What is the role of an event horizon in Hawking Radiation? I got to know that the particle anti-particle pair idea of Hawking Radiation isn’t completely accurate. Hence I went on to learn what the phenomenon actually is, but got stuck on how the horizon contributes to scattering and everything. Please help. 
 A: Let us consider particle creation by a static gravitational field. In such a field the energy of a particle would be $E=-\xi_\mu p^{\mu}$ (metric signature is "mostly plus"), where $p^\mu$ is the 4-momentum of a particle and $\xi^\mu$ is a Killing vector field. Momentum $p^\mu$ is a future-directed timelike (null) vector for massive (massless) particles, and so the energy of a particle is positive in the regions where Killing vector field is timelike and future-directed. 
Let us assume that two particles are created.

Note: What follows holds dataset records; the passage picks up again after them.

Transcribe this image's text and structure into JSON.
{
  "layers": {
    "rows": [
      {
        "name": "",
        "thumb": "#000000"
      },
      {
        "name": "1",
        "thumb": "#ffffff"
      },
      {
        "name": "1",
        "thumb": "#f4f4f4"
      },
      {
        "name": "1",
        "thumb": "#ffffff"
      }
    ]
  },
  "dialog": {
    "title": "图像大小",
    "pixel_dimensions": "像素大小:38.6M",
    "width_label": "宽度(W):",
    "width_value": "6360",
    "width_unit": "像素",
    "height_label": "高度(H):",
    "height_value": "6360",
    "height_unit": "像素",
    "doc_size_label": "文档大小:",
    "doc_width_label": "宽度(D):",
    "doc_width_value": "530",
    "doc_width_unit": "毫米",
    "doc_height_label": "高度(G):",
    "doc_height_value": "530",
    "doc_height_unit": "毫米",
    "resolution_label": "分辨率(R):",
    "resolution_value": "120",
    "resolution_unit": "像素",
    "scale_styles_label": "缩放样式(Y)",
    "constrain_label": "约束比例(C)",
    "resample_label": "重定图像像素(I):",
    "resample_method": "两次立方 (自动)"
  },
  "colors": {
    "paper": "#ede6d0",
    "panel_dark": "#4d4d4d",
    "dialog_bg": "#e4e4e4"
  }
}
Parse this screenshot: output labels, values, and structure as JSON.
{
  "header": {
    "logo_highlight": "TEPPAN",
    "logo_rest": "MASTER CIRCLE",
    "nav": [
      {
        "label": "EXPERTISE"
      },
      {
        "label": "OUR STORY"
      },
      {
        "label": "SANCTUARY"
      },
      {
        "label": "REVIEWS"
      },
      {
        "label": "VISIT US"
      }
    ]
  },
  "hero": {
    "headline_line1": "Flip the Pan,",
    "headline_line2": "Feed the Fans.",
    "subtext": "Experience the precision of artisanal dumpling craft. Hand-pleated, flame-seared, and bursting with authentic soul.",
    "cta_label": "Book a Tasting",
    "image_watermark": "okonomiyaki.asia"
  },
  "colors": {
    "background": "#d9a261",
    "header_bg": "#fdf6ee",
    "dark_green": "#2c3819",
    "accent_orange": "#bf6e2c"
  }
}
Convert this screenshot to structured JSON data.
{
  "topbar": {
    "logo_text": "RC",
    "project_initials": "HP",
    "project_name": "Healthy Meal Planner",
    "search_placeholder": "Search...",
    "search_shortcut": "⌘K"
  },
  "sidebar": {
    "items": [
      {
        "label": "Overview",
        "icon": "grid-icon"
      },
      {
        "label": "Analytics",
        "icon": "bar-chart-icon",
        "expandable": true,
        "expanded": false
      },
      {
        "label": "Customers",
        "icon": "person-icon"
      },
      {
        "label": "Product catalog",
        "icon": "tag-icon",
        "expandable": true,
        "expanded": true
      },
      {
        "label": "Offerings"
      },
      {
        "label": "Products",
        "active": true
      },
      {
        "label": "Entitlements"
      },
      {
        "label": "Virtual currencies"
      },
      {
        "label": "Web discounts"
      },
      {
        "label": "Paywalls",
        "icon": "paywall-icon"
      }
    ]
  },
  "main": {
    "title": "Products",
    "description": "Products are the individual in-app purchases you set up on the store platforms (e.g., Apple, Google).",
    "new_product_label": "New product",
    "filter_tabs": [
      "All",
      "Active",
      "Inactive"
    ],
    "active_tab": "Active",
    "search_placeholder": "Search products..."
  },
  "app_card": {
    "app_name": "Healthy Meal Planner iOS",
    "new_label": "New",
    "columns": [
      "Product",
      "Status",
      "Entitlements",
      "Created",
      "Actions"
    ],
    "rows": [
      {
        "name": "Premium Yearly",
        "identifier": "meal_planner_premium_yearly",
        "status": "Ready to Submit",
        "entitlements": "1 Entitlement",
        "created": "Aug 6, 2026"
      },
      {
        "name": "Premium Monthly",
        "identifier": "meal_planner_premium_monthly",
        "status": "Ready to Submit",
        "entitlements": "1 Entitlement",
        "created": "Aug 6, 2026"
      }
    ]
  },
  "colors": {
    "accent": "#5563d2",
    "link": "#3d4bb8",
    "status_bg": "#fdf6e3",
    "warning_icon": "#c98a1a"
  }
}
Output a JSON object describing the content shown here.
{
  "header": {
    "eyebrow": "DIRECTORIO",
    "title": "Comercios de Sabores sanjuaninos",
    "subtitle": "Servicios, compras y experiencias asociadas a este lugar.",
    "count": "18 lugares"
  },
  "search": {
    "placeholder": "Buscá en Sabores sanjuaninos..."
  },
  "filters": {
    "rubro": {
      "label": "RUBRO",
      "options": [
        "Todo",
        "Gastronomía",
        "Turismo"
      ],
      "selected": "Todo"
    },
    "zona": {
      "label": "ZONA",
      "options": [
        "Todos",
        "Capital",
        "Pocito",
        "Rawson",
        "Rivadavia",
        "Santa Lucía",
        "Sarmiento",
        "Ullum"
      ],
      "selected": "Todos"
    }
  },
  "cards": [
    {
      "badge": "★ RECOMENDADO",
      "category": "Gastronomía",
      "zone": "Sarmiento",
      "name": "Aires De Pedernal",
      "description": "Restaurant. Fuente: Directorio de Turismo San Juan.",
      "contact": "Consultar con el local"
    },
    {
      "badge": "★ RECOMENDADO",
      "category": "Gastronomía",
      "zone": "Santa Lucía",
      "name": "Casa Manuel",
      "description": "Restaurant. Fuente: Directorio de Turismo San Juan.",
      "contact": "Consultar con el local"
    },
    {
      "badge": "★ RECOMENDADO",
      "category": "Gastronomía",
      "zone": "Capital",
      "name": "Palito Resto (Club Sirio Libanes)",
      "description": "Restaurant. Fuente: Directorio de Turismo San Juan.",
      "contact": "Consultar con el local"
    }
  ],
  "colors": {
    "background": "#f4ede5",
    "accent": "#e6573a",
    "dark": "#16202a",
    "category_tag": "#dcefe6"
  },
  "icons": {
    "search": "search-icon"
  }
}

If both of them are in the region where $\xi^\mu$ is timelike & future directed, then the total energy of the pair would be positive and such process would be forbidden by the energy conservation. (Likewise, creation of just a single particle is also forbidden by the same law.) But, if one of the particles is created inside a region where $\xi^\mu$ is spacelike it becomes possible for the total energy of the pair to be zero and so such process would be allowed (subject to other conservation laws). This means that static gravitational field can create particles only if there is a spacetime region where the Killing vector field $\xi^\mu$ is spacelike, while at asymptotic infinity it must be timelike and future directed. The boundary of such a region would be the Killing horizon, where $\xi^2=0$. But for a static spacetime, a Killing horizon is also necessarily an event horizon. 
So, energy conservation allows particle creation by a static spacetime only if it contains a black hole. This argument also generalizes on a more general case of stationary spacetimes.